A jet with mass m = 8 × 10⁴ kg jet accelerates down the runway for takeoff at 1.5 m/s^2. Once off the ground, the plane climbs upward for 20 seconds. During this time, the vertical speed increases from zero to 21 m/s, while the horizontal speed increases from 80 m/s to 96 m/s. After reaching cruising altitude, the plane levels off, keeping the horizontal speed constant, but smoothly reducing the vertical speed to zero, in 11 seconds.What is the net vertical force on the airplane as it levels off?

Answer 1

An 80000 kg jet accelerates down the runway for takeoff at 1.5 m/s2.
Force = mass * acceleration
Force = 8.0 * 10^4 * 1.5 = 1.2 * 10^5 N

Once off the ground, the plane climbs upward for 20 seconds. During this time, the vertical speed increases from zero to 21 m/s, while the horizontal speed increases from 80 m/s to 96 m/s.

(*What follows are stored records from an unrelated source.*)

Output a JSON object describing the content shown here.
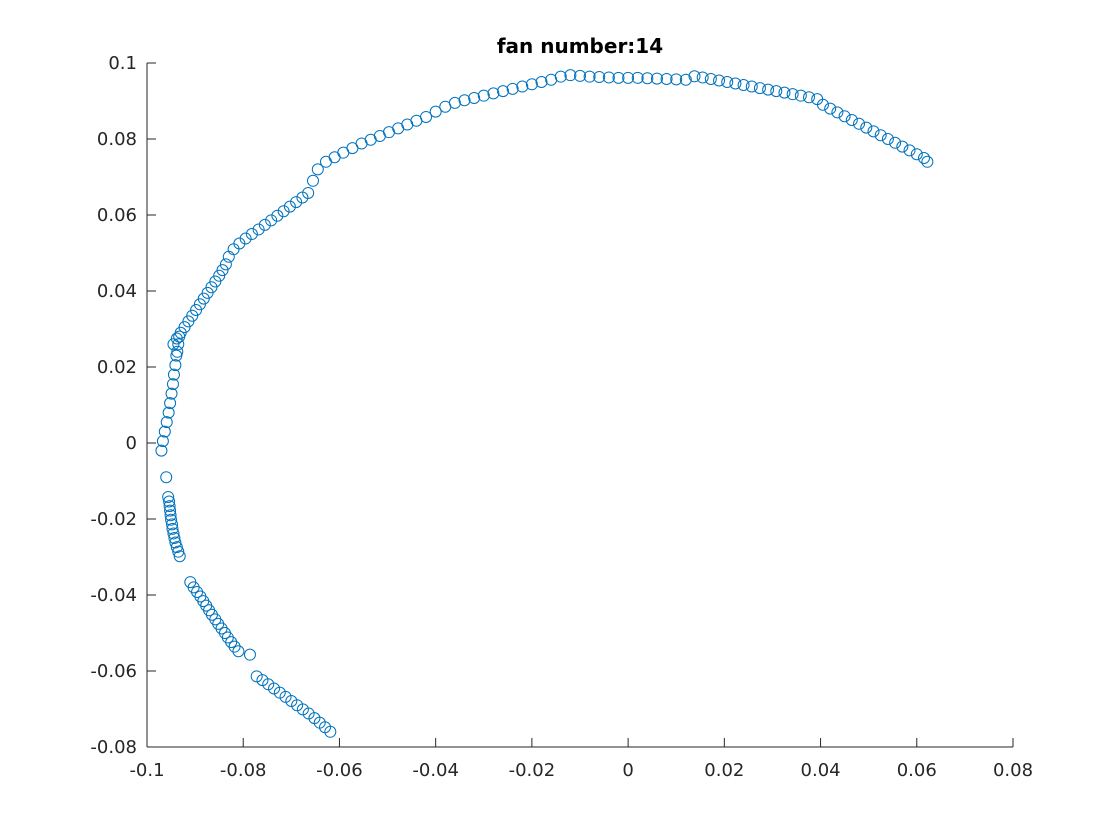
{
  "figure": {
    "background": "#ffffff",
    "axes_color": "#262626",
    "marker_color": "#0072BD"
  },
  "chart_data": {
    "type": "scatter",
    "title": "fan number:14",
    "xlabel": "",
    "ylabel": "",
    "xlim": [
      -0.1,
      0.08
    ],
    "ylim": [
      -0.08,
      0.1
    ],
    "grid": false,
    "legend": "none",
    "marker": "circle-open",
    "xticks": [
      -0.1,
      -0.08,
      -0.06,
      -0.04,
      -0.02,
      0,
      0.02,
      0.04,
      0.06,
      0.08
    ],
    "xtick_labels": [
      "-0.1",
      "-0.08",
      "-0.06",
      "-0.04",
      "-0.02",
      "0",
      "0.02",
      "0.04",
      "0.06",
      "0.08"
    ],
    "yticks": [
      -0.08,
      -0.06,
      -0.04,
      -0.02,
      0,
      0.02,
      0.04,
      0.06,
      0.08,
      0.1
    ],
    "ytick_labels": [
      "-0.08",
      "-0.06",
      "-0.04",
      "-0.02",
      "0",
      "0.02",
      "0.04",
      "0.06",
      "0.08",
      "0.1"
    ],
    "series": [
      {
        "x": [
          -0.0619,
          -0.063,
          -0.0641,
          -0.0652,
          -0.0664,
          -0.0676,
          -0.0688,
          -0.07,
          -0.0712,
          -0.0724,
          -0.0736,
          -0.0748,
          -0.076,
          -0.0772,
          -0.0786,
          -0.081,
          -0.0818,
          -0.0825,
          -0.0832,
          -0.0838,
          -0.0845,
          -0.0852,
          -0.0858,
          -0.0865,
          -0.0871,
          -0.0877,
          -0.0883,
          -0.0889,
          -0.0896,
          -0.0903,
          -0.091,
          -0.0932,
          -0.0935,
          -0.0938,
          -0.0941,
          -0.0943,
          -0.0945,
          -0.0947,
          -0.0948,
          -0.095,
          -0.0951,
          -0.0952,
          -0.0953,
          -0.0954,
          -0.0956,
          -0.096,
          -0.097,
          -0.0967,
          -0.0963,
          -0.0959,
          -0.0955,
          -0.0952,
          -0.0949,
          -0.0946,
          -0.0944,
          -0.0941,
          -0.0939,
          -0.0937,
          -0.0935,
          -0.0933,
          -0.0945,
          -0.0938,
          -0.093,
          -0.0922,
          -0.0914,
          -0.0906,
          -0.0898,
          -0.089,
          -0.0882,
          -0.0874,
          -0.0866,
          -0.0858,
          -0.085,
          -0.0843,
          -0.0836,
          -0.083,
          -0.082,
          -0.0808,
          -0.0795,
          -0.0782,
          -0.0768,
          -0.0755,
          -0.0742,
          -0.0729,
          -0.0716,
          -0.0703,
          -0.069,
          -0.0677,
          -0.0665,
          -0.0655,
          -0.0645,
          -0.0628,
          -0.061,
          -0.0592,
          -0.0573,
          -0.0554,
          -0.0535,
          -0.0516,
          -0.0497,
          -0.0478,
          -0.0459,
          -0.044,
          -0.042,
          -0.04,
          -0.038,
          -0.036,
          -0.034,
          -0.032,
          -0.03,
          -0.028,
          -0.026,
          -0.024,
          -0.022,
          -0.02,
          -0.018,
          -0.016,
          -0.014,
          -0.012,
          -0.01,
          -0.008,
          -0.006,
          -0.004,
          -0.002,
          0.0,
          0.002,
          0.004,
          0.006,
          0.008,
          0.01,
          0.012,
          0.0138,
          0.0155,
          0.0172,
          0.0189,
          0.0206,
          0.0223,
          0.024,
          0.0257,
          0.0274,
          0.0291,
          0.0308,
          0.0325,
          0.0342,
          0.0359,
          0.0376,
          0.0393,
          0.0405,
          0.042,
          0.0435,
          0.045,
          0.0465,
          0.048,
          0.0495,
          0.051,
          0.0525,
          0.054,
          0.0555,
          0.057,
          0.0585,
          0.06,
          0.0615,
          0.0622
        ],
        "y": [
          -0.076,
          -0.0748,
          -0.0736,
          -0.0724,
          -0.0712,
          -0.0701,
          -0.069,
          -0.0679,
          -0.0668,
          -0.0657,
          -0.0646,
          -0.0635,
          -0.0624,
          -0.0614,
          -0.0557,
          -0.0548,
          -0.0536,
          -0.0524,
          -0.0512,
          -0.05,
          -0.0488,
          -0.0476,
          -0.0464,
          -0.0452,
          -0.044,
          -0.0428,
          -0.0416,
          -0.0404,
          -0.0392,
          -0.038,
          -0.0366,
          -0.0298,
          -0.0286,
          -0.0274,
          -0.0262,
          -0.025,
          -0.0238,
          -0.0226,
          -0.0214,
          -0.0202,
          -0.019,
          -0.0178,
          -0.0166,
          -0.0154,
          -0.0142,
          -0.009,
          -0.002,
          0.0005,
          0.003,
          0.0055,
          0.008,
          0.0105,
          0.013,
          0.0155,
          0.018,
          0.0205,
          0.023,
          0.024,
          0.026,
          0.028,
          0.026,
          0.0275,
          0.029,
          0.0305,
          0.032,
          0.0335,
          0.035,
          0.0365,
          0.038,
          0.0395,
          0.041,
          0.0425,
          0.044,
          0.0455,
          0.047,
          0.049,
          0.051,
          0.0525,
          0.0538,
          0.055,
          0.0562,
          0.0574,
          0.0586,
          0.0598,
          0.061,
          0.0622,
          0.0634,
          0.0646,
          0.0658,
          0.069,
          0.072,
          0.074,
          0.0752,
          0.0764,
          0.0776,
          0.0788,
          0.0798,
          0.0808,
          0.0818,
          0.0828,
          0.0838,
          0.0848,
          0.0858,
          0.0872,
          0.0885,
          0.0895,
          0.0902,
          0.0908,
          0.0914,
          0.092,
          0.0926,
          0.0932,
          0.0938,
          0.0944,
          0.095,
          0.0956,
          0.0964,
          0.0968,
          0.0966,
          0.0964,
          0.0963,
          0.0962,
          0.0961,
          0.0961,
          0.0961,
          0.096,
          0.0959,
          0.0958,
          0.0957,
          0.0956,
          0.0965,
          0.0962,
          0.0958,
          0.0954,
          0.095,
          0.0946,
          0.0942,
          0.0938,
          0.0934,
          0.093,
          0.0926,
          0.0922,
          0.0918,
          0.0914,
          0.091,
          0.0905,
          0.089,
          0.088,
          0.087,
          0.086,
          0.085,
          0.084,
          0.083,
          0.082,
          0.081,
          0.08,
          0.079,
          0.078,
          0.077,
          0.076,
          0.075,
          0.074
        ]
      }
    ]
  }
}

Horizontal acceleration = ∆velocity ÷ time = 16 ÷ 20 = 0.8 m/s^2
Increase in horizontal force = mass * acceleration
Increase in horizontal force = 8.0 * 10^4 * 0.8 = 6.4 * 10^4 N

Net force = 1.2 * 10^5 + 6.4 * 10^4 = 1.84 * 10^5 N
This is the net horizontal force on the airplane as it climbs upward for 20 seconds. This net horizontal force remains constant!

During the 20 seconds, the vertical speed increases from zero to 21 m/s
Vertical acceleration = ∆velocity ÷ time = +21 ÷ 20 = +1.05 m/s^2
Force causing acceleration = 8.0 * 10^4 * 1.05 = +8.4 * 10^4

To accelerate the airplane at +1.05 m/s^2 vertically, the net upward force must = weight of plane + Force causing acceleration.

Force = 8.0 * 10^4 * 9.8 + +8.4 * 10^4
Force = +8.68 * 10^5 N
This is the net vertical force on the airplane as it to accelerate upward at +1.05 m/s^2.

Next, the vertical speed is reduced from 21 m/s to 0 m/s, in 11 seconds.
Acceleration = velocity ÷ time = -21 ÷ 11 = -(21/11) m/s^2
The vertical force that caused the -(21/11) m/s^2 acceleration =
8.0 * 10^4 * -(21/11) = -1.52727 * 10^5 N

Net vertical force on the airplane as it levels off =
+8.68 * 10^5 + -1.52727 * 10^5 = 7.1527 * 10^5 N ………..Ans.